The Sector 2 Initiative has also taken a page from the CCP/SAFE playbook by doing concerted community outreach in specific areas. They recently flyered the entire 26th Avenue corridor and spoke to numerous residents about a variety of crime and safety issues. They plan to conduct a variety of details and operations throughout the sector in the coming months.
In addition to these efforts, the ranks of the 4th Precinct are also growing. In response to a call from Interim Chief Dolan five officers have transferred to the Northside from other parts of the city, and more transfers are expected. According to Dolan, “A lot of cops are eager to come up to the 4th Precinct to work.” The extra $2 million in aid from the state that resulted from Chief Dolan’s recent meeting with Governor Pawlenty will be used to increase police visibility and presence in high profile, high traffic areas of the city and will have a positive effect on police levels city wide. “By taking areas like downtown off our plate, we can keep more officers out in the precincts,” said Dolan.
Chief Dolan also expressed the department’s commitment to continue its community policing initiatives. “We hope to see more beat officers along some of the more heavily traveled corridors on the Northside, like Broadway and 26th Avenues.” Dolan specifically cited the Sector 2 Initiative as one example of cops taking ownership of the crime and safety issues in their sector. “It’s about sitting down with the community and opening the lines of communication between the community and the police. It can’t be driven solely by the police or by the community. Real progress has to come from both elements working together,” Dolan said. “We need to have more people in the community working with us. We need to broaden our base of block clubs; they’re the eyes and ears for us.

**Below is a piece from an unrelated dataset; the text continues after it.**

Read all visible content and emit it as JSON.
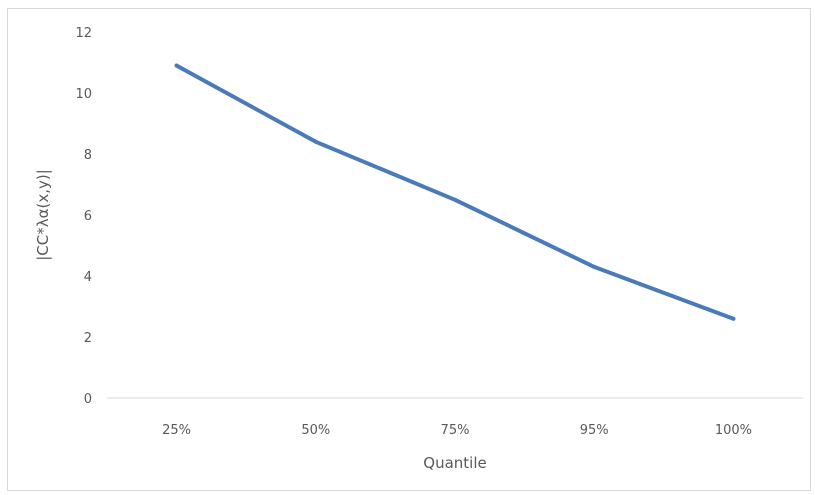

Anonymity is important to the average criminal, and it’s a lot harder for them to operate in areas where we have a good network of observant citizens. Block clubs are also more skilled in dealing with problem properties and we have better success in solving those problems in areas where the block club is active. The more you know your neighbors and the kids in your neighborhood, the safer you are.”
Dolan also urges residents to make an effort to get to know more of the cops who work in their sector. “Go to your community meetings and get to know who your sector lieutenants and officers are. Community policing is a two way street. We’re still evolving, but the department’s definitely moving in that direction.”
Even though the 4th Precinct has experienced a significant increase in crime in the past year, several new strategies and initiatives, by the MPD, along with an increase in staffing, have helped to reverse those trends. A continued commitment to address these serious problems by both the Minneapolis Police Department and the residents of the Northside is required to ensure that those trends continue in the right direction.